Ela acredita que o direito à escolha de como ser identificado é uma premissa básica à existência, que vai além do civil. Para a aluna, a alteração dos documentos não era algo essencial em sua transição, usar o nome Luiza no seu meio social já reivindicava seu lugar de mulher travesti.
A estudante também afirma que no processo de retificação há um problema com a binaridade. “Ou você é homem, ou você é mulher. Não existe nada entre isso, que é a nossa identidade. A gente é travesti, transexual”, ressalta Luiza.
Diferente de Luiza, que teve essa escolha, dados mostram que cerca de 63,6% de pessoas trans não conseguiram a retificação pela falta de acesso à informação. A pesquisa é de 2022 e foi feita pela Associação Nacional de Travestis e Transexuais (Antra).
Na busca de facilitar essa questão aos estudantes da UFU e da comunidade externa, surgiu o Somos em 2018, um projeto de extensão ligado ao Escritório de Assessoria Jurídica Popular (Esajup). A iniciativa oferece orientação gratuita às pessoas LGBTQIA+.

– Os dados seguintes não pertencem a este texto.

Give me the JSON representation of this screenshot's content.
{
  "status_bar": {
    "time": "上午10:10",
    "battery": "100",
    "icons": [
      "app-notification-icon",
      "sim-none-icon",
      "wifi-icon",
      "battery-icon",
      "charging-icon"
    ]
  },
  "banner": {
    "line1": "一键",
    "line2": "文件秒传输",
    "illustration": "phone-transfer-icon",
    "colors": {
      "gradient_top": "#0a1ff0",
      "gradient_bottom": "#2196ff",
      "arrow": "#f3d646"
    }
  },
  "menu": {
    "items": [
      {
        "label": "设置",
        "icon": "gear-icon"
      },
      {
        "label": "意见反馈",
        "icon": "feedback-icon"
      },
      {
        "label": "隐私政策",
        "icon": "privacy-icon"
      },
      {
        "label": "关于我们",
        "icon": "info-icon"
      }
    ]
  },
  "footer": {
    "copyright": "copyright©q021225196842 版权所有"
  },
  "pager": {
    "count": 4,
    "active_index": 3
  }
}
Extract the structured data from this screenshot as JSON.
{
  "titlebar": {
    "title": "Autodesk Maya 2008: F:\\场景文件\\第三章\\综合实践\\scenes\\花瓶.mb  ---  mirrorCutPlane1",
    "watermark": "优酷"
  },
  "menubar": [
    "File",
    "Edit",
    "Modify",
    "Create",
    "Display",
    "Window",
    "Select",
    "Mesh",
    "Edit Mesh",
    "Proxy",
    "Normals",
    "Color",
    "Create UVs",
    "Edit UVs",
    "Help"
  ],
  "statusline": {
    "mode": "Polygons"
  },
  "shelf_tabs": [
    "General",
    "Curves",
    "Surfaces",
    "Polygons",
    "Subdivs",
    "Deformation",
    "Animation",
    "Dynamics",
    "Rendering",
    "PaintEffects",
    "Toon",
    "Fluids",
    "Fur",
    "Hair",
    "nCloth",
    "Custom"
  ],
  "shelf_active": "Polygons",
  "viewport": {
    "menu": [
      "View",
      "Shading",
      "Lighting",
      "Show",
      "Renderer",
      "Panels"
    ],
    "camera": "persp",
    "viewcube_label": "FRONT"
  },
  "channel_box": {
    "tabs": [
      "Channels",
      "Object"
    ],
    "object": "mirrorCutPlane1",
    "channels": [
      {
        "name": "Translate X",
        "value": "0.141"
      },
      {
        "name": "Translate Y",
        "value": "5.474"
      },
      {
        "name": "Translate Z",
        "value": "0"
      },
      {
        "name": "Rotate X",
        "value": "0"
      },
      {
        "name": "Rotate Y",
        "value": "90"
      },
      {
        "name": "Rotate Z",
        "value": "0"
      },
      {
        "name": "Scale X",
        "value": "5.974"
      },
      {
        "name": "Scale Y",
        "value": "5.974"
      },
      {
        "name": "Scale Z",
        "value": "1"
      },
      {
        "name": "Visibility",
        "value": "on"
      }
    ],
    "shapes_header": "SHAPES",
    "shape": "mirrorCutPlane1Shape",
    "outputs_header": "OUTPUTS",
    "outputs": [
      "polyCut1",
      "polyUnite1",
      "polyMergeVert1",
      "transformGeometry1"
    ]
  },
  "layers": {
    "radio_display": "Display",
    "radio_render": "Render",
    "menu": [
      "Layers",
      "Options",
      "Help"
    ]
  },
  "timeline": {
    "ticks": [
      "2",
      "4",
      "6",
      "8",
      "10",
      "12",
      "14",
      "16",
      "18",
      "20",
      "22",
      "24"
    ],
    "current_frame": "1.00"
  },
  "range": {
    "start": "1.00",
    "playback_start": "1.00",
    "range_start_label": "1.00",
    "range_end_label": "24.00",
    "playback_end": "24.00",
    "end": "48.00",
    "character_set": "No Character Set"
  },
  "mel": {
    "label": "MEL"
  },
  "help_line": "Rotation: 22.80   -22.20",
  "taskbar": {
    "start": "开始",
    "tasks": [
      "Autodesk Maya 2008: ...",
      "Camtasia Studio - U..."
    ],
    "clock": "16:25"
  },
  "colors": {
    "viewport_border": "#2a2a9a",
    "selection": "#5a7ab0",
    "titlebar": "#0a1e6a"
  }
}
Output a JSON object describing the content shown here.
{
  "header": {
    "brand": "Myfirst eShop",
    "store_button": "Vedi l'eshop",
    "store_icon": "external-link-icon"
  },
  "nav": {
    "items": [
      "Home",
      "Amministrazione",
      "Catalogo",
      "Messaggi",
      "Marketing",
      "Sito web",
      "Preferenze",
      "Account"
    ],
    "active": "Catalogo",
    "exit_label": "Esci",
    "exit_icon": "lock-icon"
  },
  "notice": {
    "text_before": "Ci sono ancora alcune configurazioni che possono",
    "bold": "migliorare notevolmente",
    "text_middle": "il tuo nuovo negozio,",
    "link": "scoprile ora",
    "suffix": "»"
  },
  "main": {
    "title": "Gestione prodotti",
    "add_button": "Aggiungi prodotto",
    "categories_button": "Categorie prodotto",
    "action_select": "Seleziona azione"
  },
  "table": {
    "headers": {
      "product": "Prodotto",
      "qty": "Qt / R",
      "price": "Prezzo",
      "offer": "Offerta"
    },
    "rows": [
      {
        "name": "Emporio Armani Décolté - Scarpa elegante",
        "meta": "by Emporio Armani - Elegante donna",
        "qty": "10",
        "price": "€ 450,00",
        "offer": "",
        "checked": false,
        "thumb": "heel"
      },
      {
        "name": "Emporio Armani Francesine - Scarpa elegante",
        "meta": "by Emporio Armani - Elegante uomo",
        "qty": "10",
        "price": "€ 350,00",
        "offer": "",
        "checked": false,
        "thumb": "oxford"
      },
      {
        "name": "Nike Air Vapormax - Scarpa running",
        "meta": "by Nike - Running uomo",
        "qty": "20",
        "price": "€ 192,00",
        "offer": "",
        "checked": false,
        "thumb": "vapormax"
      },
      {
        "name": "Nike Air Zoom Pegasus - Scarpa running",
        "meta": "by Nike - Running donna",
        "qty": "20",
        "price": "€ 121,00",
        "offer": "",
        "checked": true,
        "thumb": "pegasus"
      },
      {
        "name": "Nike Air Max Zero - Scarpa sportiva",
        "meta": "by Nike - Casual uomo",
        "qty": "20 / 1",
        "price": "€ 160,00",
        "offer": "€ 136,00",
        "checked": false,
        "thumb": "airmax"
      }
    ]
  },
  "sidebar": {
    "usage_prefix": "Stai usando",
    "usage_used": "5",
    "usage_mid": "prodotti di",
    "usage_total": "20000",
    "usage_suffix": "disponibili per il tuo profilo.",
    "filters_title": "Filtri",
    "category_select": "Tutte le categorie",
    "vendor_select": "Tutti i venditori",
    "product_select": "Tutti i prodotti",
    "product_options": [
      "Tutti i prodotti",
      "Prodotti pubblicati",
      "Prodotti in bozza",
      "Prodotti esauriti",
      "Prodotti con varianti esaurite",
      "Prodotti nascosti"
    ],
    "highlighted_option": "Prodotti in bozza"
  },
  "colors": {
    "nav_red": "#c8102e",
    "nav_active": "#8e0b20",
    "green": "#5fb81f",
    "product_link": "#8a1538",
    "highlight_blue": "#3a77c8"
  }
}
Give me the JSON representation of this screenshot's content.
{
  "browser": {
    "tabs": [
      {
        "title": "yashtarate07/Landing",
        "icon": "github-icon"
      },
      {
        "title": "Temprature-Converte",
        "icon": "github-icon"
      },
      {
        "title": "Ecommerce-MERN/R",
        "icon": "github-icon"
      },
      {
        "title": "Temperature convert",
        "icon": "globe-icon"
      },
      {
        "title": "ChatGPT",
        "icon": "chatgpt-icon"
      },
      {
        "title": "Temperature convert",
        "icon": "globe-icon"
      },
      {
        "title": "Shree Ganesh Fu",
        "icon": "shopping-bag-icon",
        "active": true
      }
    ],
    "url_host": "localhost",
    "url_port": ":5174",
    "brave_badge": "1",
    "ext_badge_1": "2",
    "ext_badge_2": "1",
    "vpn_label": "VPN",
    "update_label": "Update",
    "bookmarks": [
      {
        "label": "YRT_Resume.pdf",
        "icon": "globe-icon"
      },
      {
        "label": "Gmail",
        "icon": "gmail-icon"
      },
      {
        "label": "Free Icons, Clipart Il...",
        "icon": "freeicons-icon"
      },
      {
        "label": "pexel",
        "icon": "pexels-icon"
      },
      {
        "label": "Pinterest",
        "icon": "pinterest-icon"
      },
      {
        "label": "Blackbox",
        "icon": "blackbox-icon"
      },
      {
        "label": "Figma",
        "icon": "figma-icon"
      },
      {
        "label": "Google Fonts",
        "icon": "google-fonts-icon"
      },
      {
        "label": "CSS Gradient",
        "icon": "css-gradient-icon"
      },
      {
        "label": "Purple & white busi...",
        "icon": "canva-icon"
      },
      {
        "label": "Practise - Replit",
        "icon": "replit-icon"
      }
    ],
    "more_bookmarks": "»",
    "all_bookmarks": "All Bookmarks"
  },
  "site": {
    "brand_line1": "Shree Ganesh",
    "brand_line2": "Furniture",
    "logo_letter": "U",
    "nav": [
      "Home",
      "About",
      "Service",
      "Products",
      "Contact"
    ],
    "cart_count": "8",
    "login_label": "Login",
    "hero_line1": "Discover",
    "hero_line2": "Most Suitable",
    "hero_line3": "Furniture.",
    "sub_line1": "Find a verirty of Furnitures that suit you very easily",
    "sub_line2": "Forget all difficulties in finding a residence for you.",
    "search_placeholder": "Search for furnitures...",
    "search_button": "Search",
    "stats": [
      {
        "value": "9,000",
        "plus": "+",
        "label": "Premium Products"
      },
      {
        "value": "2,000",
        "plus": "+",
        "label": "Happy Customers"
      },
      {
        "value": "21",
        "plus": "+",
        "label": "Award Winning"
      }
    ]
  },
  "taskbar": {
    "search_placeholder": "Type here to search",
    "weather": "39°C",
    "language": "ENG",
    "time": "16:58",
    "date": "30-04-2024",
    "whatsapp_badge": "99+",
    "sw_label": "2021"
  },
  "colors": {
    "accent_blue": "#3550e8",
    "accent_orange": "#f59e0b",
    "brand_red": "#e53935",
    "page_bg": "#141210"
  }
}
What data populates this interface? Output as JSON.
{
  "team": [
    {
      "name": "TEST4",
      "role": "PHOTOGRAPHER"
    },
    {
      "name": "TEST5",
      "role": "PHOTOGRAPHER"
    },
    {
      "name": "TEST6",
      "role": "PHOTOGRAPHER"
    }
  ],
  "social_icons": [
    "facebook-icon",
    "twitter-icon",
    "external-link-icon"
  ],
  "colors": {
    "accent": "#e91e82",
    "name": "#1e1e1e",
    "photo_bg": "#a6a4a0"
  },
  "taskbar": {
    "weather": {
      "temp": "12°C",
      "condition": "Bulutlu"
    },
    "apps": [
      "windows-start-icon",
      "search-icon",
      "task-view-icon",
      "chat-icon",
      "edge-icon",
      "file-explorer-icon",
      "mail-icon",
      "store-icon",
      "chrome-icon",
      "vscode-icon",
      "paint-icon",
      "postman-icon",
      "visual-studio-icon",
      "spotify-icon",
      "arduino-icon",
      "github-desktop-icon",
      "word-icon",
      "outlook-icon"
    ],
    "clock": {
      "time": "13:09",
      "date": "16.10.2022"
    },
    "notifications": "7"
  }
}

Atualmente, o grupo cresceu e deixou de ser uma assessoria, se tornando também um difusor de informações, além de auxiliar no processo de retificação do nome de forma gratuita. De acordo com uma das coordenadoras do Somos, a advogada Camila de Paço, interessados em esclarecimentos podem marcar um horário de atendimento com o projeto. Se a pessoa puder arcar com os custos, pode ir ao cartório e iniciar a retificação. Caso não possa, o projeto oferece orientação jurídica para dar uma alternativa.
Rafael, Alika e Luiza são pessoas que carregam em seus nomes o peso da luta da comunidade trans e travesti pelo direito de existir. Mesmo com narrativas diferentes, todos reafirmam a importância de um nome para a sua identidade. “Como você quer ser chamado?”, nesse contexto, deixa de ser apenas uma indagação para se transformar em uma forma de reconhecer a existência do outro.